A hierarchical machine learning framework for the classification of Cell Types and Disease Status in single-cell RNA sequencing (scRNA-seq) data from cancer microenvironments.
- Cell Type Accuracy: 100% (Cancer vs. T-Cell vs. Fibroblast)
- Disease Status Accuracy: 87.5% (Tumor vs. Healthy Control)
- Key Finding: Weak learners (Decision Stumps) + AdaBoost outperformed complex SVMs by ~16%.
This repository implements a two-layer hierarchical pipeline:
- Layer 1 (The Ensemble): Uses Majority Voting across five distinct learners to categorize cells into broad biological types.
- Layer 2 (The Booster): Employs an AdaBoost framework to refine predictions for non-cancer cells, distinguishing between tumor-associated and healthy populations.

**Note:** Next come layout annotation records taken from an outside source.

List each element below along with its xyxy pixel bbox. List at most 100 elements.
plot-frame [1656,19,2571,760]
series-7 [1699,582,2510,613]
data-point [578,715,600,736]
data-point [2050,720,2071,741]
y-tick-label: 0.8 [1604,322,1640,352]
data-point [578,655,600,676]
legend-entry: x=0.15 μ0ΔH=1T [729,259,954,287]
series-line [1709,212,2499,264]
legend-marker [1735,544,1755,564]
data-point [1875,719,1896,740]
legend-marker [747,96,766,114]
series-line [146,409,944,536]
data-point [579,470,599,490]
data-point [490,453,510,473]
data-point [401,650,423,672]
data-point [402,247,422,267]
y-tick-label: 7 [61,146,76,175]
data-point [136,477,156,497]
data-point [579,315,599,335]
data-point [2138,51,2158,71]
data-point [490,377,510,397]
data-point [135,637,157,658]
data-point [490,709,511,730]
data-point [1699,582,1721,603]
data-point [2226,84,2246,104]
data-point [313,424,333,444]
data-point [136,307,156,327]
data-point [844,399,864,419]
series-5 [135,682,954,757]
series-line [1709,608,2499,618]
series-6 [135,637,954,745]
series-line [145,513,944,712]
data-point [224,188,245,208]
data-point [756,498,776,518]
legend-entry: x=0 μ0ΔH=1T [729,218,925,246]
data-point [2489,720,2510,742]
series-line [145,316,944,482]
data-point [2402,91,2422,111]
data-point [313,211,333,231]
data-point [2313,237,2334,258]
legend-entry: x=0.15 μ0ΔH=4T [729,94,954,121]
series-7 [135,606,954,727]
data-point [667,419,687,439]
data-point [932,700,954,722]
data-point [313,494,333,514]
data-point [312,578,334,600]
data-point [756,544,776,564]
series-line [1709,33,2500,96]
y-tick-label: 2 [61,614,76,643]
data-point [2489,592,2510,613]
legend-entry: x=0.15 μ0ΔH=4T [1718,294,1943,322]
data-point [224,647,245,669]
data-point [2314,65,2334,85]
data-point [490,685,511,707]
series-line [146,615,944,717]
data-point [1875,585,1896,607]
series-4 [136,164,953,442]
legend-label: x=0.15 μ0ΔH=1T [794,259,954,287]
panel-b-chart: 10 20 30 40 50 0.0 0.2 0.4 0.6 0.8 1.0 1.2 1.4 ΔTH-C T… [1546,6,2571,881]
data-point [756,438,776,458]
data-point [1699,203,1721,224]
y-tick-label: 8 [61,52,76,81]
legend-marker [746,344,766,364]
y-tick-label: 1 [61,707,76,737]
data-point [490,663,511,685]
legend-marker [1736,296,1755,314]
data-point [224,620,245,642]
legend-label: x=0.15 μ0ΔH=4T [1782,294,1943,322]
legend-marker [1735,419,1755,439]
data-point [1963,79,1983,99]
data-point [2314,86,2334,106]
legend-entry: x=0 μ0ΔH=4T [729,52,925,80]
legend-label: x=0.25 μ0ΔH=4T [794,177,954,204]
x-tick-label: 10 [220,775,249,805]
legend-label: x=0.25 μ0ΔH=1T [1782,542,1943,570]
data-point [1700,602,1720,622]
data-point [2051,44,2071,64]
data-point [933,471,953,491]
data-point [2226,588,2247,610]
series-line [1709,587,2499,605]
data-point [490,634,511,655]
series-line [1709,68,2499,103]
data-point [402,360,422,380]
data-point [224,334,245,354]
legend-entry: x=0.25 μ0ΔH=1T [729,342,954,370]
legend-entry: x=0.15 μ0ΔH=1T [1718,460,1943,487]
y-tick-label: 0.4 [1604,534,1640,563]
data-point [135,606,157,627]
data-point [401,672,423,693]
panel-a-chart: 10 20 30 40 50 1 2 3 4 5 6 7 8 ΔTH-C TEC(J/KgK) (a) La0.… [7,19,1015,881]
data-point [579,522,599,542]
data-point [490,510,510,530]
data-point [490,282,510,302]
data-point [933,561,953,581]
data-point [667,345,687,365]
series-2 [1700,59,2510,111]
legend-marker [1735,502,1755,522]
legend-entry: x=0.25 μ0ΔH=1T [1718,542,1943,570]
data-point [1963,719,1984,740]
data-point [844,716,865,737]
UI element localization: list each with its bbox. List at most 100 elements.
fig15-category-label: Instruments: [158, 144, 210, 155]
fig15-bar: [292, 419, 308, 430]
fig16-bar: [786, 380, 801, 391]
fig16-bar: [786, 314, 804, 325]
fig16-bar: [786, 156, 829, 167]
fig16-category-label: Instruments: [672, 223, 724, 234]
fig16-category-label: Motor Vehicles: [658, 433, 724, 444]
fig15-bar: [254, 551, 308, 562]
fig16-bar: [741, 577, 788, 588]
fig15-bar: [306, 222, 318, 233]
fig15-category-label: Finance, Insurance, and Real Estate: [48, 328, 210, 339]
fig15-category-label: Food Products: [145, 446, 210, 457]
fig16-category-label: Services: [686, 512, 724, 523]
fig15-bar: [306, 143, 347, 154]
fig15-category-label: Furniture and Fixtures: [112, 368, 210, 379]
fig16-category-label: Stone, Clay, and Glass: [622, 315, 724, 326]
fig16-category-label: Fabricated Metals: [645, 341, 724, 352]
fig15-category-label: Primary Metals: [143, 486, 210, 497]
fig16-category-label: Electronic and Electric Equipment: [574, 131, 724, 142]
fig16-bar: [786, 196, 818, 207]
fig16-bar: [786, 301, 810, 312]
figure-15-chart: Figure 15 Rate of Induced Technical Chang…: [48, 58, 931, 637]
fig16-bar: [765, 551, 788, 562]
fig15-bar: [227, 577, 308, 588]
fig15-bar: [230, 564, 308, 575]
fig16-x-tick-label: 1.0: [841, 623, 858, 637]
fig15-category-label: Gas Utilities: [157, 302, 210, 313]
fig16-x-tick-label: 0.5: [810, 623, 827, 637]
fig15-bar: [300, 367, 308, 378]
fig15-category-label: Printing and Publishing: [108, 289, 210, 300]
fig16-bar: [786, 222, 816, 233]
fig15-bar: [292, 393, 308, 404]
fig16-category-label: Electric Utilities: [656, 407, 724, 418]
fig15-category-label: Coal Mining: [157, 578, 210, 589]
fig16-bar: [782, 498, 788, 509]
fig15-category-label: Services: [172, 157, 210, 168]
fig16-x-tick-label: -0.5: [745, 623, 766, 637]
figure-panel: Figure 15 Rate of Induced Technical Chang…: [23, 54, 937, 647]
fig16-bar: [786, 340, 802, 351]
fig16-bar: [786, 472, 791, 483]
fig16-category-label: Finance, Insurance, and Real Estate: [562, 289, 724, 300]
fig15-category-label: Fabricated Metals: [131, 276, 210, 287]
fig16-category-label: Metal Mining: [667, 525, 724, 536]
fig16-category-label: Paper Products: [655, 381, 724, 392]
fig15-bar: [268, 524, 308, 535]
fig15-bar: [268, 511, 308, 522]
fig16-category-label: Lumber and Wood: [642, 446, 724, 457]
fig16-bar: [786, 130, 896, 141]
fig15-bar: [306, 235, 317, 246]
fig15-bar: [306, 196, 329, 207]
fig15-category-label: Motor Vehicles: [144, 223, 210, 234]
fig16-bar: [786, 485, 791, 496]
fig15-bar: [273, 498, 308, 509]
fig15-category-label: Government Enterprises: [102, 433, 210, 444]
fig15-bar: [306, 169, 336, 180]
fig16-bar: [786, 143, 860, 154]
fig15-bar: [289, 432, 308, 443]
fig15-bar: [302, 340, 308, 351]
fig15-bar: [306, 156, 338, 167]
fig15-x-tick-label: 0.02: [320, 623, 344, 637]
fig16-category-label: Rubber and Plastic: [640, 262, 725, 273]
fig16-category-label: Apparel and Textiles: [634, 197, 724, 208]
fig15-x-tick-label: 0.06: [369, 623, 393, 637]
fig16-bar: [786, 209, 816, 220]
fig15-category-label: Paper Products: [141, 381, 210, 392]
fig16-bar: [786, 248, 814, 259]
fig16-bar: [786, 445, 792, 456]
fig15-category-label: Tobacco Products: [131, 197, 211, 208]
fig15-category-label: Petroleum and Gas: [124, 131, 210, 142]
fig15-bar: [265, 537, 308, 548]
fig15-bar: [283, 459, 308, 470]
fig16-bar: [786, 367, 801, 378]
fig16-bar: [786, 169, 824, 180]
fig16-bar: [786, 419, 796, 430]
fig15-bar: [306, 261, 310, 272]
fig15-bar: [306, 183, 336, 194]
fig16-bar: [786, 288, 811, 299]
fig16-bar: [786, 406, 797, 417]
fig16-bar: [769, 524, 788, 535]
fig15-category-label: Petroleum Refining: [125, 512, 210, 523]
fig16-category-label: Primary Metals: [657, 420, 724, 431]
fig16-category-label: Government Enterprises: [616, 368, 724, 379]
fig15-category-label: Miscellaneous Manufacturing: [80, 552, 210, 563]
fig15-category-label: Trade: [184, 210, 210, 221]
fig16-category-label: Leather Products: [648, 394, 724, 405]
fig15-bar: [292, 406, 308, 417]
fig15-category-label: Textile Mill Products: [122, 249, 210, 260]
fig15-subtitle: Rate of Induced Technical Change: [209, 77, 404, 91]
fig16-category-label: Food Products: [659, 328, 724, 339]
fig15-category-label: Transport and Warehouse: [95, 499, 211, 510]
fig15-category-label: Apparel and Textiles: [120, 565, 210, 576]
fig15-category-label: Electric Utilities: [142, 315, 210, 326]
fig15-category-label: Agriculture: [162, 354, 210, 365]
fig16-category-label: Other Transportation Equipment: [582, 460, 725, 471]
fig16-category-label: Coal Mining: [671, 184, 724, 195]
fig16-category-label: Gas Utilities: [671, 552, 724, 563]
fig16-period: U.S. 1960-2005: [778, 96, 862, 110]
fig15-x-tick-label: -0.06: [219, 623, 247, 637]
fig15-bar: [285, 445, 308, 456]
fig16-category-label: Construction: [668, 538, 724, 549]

- Boosting: Utilized AdaBoost to iteratively focus on "hard-to-classify" samples, which is critical for the subtle transcriptional differences in disease states.
- Imbalance Handling: Integrated strategic sampling and ensemble diversity to mitigate the 76% majority-class bias (Tumor-associated cells).
- Data Source: Synthetic scRNA-seq tumor microenvironment data modeling 3,000 cells across 5 key gene markers and inflammatory pathway scores.
The pipeline's effectiveness is validated through a comparison of weak learners vs. complex models, demonstrating that for high-dimensional biological data, ensemble boosting on simple models provides superior generalization.